= Robert Wright (surgeon) =

Scottish surgeon (1915–1981)

Sir Robert Wright DSO OBE (1 March 1915 – 4 December 1981) was a senior British surgeon; a former President of the General Medical Council of Great Britain and former President of the Royal College of Physicians and Surgeons of Glasgow.

== Early life and career ==
Robert Brash Wright was born on 1 March 1915 and educated at the famous Hamilton Academy school, from which he matriculated at the University of Glasgow. Graduating MB ChB in 1937, Wright went on to serve in the Royal Army Medical Corps during World War II and at a very young age was awarded the OBE, in 1944, and the DSO, in 1945, for distinguished service.

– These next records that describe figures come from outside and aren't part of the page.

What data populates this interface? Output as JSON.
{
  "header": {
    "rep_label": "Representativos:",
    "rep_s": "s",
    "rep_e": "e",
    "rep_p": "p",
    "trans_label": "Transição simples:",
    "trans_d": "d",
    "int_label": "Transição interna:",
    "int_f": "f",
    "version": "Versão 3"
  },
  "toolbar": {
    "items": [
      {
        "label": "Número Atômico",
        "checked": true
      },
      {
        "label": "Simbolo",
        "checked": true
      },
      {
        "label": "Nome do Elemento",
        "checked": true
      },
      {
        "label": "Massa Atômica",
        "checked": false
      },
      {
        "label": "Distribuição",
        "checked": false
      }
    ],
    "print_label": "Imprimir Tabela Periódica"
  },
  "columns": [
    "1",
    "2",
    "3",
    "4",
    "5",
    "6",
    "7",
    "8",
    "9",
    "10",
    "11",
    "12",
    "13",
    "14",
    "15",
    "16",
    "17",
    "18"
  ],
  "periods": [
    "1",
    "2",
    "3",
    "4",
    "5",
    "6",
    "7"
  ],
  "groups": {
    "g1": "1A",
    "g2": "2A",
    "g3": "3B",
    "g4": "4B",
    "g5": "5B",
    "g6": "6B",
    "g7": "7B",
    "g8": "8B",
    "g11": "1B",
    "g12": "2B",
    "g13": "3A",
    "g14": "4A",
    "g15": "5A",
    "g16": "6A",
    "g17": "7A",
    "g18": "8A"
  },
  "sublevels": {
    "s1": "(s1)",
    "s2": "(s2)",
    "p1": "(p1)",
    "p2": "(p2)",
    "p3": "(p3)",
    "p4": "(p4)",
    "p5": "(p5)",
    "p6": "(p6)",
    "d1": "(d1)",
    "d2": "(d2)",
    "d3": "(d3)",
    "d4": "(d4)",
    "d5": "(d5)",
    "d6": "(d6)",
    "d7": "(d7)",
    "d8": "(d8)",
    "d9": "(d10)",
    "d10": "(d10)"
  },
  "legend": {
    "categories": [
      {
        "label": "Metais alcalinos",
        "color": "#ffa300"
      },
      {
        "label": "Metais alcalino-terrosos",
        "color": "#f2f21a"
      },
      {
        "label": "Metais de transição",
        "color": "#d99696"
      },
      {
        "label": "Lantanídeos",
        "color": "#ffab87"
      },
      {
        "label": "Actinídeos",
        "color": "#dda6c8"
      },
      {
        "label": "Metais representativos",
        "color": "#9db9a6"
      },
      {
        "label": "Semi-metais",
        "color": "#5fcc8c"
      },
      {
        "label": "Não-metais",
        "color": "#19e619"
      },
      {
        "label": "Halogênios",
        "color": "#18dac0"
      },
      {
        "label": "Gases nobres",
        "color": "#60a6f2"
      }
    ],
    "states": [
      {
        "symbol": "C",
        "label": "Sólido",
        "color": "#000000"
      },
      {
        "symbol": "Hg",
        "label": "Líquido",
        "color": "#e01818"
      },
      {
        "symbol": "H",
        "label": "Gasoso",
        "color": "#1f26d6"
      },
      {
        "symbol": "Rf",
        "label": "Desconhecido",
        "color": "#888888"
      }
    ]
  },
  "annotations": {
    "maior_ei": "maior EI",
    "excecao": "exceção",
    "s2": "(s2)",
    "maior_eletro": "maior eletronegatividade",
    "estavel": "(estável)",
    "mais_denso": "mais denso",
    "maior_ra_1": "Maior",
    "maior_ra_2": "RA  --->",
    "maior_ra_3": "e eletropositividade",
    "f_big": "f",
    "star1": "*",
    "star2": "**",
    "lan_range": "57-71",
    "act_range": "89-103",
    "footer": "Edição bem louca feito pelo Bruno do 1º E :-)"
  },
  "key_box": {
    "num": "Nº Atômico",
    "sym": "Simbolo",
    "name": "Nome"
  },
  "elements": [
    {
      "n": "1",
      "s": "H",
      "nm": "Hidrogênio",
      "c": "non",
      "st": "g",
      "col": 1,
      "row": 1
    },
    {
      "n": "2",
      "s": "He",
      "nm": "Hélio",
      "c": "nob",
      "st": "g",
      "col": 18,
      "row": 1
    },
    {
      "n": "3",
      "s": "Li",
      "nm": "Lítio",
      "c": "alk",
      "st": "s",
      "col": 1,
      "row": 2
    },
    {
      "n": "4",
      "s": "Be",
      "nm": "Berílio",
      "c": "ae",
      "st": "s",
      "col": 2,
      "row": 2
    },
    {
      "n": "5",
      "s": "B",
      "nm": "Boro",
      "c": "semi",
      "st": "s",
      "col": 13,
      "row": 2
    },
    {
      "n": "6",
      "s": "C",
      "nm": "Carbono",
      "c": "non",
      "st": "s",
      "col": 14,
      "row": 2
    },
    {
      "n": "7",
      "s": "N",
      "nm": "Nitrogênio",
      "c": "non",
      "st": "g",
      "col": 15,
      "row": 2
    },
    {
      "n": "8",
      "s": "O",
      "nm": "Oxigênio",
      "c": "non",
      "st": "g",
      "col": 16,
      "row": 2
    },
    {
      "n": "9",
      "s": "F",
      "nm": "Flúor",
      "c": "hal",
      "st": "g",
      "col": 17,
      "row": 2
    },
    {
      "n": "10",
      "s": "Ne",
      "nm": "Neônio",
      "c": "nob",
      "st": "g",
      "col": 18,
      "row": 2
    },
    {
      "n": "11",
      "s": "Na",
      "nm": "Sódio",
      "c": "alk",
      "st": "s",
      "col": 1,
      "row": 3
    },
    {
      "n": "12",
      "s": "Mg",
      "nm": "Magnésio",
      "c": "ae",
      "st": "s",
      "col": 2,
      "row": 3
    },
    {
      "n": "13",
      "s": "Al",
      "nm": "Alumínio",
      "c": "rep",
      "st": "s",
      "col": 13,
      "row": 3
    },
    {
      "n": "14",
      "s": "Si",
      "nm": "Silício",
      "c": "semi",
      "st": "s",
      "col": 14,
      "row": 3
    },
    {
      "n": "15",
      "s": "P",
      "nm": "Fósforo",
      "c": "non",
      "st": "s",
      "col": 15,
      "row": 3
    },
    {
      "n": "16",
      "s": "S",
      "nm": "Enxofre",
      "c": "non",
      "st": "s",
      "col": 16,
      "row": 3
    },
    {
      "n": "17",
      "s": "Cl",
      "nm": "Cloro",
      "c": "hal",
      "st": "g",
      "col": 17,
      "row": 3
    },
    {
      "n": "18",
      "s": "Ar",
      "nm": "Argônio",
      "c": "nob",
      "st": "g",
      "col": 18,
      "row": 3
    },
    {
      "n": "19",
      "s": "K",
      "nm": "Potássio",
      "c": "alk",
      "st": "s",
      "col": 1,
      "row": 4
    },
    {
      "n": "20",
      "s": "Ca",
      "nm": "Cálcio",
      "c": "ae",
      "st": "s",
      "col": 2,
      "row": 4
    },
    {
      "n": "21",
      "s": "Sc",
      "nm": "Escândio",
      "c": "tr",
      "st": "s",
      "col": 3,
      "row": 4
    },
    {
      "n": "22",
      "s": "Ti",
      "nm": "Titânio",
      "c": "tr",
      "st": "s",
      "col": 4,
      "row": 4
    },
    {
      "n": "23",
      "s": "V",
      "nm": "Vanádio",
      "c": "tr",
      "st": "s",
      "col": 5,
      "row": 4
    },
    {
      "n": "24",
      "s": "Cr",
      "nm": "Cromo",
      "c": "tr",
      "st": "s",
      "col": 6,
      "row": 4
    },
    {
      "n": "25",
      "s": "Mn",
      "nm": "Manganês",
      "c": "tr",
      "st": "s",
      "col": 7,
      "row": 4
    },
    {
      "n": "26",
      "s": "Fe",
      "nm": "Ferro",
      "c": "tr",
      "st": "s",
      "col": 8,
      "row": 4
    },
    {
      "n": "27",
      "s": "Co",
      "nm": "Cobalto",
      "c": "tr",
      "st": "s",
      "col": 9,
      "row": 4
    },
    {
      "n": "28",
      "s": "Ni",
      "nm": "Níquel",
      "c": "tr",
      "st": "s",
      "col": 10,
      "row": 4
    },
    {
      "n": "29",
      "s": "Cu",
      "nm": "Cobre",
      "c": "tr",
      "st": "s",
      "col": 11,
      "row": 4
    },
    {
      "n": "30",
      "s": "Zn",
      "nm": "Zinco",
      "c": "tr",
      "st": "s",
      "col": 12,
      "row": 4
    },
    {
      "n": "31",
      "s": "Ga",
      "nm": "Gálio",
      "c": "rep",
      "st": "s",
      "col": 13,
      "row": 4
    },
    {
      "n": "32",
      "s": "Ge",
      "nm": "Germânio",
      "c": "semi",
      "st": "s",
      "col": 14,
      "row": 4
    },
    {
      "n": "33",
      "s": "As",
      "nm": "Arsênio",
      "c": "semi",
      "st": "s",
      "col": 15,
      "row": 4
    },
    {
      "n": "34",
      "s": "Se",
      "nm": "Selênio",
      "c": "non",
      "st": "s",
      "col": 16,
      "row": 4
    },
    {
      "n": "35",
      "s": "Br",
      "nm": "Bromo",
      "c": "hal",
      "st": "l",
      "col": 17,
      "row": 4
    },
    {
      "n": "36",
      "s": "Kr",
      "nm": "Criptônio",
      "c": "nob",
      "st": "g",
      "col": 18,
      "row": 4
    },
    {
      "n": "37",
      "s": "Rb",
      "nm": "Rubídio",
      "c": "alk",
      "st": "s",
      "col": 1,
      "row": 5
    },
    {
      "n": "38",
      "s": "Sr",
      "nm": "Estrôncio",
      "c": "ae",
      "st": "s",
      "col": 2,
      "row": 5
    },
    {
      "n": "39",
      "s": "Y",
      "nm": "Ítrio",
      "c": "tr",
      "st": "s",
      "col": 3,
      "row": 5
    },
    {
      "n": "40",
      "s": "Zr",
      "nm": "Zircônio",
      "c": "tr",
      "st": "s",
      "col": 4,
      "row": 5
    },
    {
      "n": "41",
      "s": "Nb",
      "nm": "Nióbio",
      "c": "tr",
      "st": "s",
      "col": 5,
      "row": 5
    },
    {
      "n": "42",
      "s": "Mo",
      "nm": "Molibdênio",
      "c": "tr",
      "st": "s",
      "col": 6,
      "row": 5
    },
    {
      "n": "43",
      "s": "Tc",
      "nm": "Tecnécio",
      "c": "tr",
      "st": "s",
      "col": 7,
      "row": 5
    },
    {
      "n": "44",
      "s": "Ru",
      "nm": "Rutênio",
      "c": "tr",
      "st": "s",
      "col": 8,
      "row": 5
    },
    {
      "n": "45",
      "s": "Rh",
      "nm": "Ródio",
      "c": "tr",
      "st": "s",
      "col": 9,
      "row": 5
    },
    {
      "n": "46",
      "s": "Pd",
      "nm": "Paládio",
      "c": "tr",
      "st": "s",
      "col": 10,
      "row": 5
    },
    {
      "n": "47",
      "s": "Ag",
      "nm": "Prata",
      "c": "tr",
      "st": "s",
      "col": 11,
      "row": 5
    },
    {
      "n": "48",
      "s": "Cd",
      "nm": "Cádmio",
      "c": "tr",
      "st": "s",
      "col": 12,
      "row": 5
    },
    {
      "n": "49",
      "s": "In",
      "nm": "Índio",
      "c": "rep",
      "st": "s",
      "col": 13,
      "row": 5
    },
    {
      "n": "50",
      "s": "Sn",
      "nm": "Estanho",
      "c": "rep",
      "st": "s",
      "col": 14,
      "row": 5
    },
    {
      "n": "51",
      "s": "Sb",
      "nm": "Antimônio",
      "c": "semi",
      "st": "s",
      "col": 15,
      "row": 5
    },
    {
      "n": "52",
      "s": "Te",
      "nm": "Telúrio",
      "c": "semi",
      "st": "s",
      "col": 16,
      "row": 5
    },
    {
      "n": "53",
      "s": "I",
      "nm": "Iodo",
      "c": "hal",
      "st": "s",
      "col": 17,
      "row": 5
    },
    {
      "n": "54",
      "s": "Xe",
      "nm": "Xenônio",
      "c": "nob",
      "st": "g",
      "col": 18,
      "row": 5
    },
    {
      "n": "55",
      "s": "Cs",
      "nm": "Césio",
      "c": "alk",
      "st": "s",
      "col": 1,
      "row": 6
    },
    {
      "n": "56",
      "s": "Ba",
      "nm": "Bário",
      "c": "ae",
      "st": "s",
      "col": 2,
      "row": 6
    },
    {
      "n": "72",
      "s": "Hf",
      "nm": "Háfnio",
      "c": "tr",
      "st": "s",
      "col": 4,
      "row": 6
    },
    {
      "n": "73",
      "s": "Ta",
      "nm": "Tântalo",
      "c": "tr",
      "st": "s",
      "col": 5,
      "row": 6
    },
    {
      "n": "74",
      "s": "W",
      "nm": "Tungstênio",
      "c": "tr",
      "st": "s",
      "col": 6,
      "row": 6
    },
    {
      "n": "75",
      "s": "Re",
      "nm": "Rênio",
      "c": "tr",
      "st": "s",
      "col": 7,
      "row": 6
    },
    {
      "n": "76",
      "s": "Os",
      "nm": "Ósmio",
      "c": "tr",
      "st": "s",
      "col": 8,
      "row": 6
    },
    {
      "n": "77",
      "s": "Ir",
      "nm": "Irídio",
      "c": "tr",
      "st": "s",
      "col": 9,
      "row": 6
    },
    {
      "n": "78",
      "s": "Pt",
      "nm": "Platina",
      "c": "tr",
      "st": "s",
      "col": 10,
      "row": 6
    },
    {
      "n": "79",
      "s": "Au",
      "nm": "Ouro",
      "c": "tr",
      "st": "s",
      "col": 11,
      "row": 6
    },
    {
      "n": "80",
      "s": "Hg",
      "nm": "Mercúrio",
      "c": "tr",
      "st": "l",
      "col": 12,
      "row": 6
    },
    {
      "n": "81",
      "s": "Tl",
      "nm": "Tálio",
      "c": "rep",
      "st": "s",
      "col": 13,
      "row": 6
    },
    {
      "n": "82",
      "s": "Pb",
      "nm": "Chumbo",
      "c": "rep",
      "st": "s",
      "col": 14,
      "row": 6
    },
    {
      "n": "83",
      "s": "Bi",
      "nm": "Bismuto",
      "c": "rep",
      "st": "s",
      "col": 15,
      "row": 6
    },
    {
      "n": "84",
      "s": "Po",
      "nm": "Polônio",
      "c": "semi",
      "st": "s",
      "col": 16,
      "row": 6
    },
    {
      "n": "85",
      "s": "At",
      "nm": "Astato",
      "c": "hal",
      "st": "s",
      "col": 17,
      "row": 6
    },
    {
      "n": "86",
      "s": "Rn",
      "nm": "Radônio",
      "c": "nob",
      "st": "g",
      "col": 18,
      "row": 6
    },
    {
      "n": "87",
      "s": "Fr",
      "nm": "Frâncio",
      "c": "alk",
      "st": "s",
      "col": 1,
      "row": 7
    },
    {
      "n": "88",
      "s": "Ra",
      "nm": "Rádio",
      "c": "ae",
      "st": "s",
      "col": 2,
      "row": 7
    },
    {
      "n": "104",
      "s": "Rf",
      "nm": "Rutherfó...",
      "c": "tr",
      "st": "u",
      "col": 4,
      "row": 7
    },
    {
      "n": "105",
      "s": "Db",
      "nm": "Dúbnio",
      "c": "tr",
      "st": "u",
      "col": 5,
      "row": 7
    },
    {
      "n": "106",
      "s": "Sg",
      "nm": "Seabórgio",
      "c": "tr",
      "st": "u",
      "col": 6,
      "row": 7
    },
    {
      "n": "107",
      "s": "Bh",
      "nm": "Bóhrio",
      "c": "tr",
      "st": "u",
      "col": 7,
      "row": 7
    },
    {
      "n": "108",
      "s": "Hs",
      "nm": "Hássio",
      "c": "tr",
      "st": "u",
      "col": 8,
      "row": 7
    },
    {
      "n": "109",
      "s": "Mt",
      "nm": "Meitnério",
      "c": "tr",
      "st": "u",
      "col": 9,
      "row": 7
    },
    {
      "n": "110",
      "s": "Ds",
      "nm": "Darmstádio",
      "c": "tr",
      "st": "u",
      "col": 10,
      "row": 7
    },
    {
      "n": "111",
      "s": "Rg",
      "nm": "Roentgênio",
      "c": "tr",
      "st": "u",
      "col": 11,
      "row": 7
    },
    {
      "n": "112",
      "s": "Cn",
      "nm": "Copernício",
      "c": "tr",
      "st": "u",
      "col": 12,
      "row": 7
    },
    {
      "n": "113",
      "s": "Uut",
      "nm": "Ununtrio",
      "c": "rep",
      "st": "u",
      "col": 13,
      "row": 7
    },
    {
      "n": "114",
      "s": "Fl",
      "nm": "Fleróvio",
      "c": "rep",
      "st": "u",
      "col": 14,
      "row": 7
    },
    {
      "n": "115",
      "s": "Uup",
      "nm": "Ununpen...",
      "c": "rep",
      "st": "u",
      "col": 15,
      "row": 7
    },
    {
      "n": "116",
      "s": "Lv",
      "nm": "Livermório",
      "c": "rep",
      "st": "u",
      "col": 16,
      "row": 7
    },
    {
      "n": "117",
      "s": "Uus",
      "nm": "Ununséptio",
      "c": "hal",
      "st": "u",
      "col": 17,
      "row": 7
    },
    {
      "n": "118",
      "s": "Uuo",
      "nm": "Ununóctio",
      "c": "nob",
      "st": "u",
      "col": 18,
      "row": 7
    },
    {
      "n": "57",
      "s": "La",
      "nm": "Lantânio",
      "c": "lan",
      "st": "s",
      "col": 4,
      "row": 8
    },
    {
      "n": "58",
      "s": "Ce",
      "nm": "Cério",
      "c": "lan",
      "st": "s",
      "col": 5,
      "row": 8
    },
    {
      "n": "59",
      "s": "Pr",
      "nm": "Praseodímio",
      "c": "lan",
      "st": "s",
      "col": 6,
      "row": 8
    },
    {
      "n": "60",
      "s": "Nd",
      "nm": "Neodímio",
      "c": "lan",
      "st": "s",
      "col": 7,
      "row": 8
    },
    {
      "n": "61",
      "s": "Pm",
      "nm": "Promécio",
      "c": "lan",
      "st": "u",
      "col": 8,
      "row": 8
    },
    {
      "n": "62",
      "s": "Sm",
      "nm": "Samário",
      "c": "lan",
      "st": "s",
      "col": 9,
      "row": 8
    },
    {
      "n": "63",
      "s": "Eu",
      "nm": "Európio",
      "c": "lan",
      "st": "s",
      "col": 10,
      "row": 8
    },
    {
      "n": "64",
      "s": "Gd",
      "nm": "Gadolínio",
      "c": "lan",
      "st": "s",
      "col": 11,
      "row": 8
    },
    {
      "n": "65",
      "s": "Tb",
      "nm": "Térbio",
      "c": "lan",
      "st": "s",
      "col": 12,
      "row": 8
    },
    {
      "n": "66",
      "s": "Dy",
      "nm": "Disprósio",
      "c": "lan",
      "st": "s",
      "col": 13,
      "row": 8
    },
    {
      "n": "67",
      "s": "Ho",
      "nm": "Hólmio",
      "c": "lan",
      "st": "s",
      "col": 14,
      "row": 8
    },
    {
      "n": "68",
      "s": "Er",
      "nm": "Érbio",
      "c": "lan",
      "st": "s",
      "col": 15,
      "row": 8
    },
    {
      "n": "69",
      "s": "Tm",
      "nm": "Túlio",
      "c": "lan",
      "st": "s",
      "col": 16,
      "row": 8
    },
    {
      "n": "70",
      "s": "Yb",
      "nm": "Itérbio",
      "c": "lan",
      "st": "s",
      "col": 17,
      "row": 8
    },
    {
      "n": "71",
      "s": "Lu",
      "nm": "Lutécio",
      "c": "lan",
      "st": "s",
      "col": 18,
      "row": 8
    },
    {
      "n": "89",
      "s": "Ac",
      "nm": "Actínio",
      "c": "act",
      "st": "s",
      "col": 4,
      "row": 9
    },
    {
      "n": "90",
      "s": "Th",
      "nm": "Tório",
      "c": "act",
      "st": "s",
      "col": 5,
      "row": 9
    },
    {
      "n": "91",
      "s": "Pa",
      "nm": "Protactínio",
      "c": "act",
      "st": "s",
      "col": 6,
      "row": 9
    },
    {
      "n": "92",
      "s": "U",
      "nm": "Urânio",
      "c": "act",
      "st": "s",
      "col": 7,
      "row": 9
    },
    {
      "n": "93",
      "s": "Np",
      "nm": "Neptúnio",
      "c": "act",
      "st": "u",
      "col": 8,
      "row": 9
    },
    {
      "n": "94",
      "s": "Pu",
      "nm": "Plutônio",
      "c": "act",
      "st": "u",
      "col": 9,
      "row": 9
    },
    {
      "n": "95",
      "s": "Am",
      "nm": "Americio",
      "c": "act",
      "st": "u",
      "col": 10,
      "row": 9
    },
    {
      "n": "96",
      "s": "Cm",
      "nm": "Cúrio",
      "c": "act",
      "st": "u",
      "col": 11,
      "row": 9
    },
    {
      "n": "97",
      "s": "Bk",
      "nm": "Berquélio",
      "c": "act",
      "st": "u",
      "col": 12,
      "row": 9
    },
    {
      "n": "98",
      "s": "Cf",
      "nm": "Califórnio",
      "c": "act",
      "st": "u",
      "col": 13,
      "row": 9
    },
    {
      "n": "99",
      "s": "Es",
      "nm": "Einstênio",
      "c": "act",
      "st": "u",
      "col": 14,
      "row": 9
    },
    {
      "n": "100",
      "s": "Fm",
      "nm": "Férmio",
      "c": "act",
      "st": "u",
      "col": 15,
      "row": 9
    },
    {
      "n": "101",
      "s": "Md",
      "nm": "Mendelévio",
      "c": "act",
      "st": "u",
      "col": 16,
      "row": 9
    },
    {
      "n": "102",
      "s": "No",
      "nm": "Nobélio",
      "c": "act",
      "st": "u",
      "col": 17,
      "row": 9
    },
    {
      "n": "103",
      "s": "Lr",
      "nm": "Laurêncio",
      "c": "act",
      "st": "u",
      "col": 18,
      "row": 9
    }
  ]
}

== Later life and career ==
Rejoining civilian life, in 1946 Robert Wright was appointed assistant surgeon at Glasgow Western Infirmary. The following year he was awarded Fellowship of the Royal College of Surgeons of Edinburgh; in 1952, ChM and, in 1953 appointed Surgeon-in-Charge at the Southern General Hospital, Glasgow. Fellowship of the Royal College of Physicians and Surgeons of Glasgow followed in 1962, of which he was elected president, 1968–70. In 1968, Robert Wright was awarded Honorary Fellowship of the Royal Australasian College of Surgeons and in 1970 elected a member, and in 1980 elected president, of the General Medical Council of Great Britain.

Elected a Fellow of the Royal College of Physicians, London, in 1971, Fellowship of the Royal College of Surgeons of England followed in 1975. Knighted in 1976, Robert Brash Wright died, aged 66, on 4 December 1981.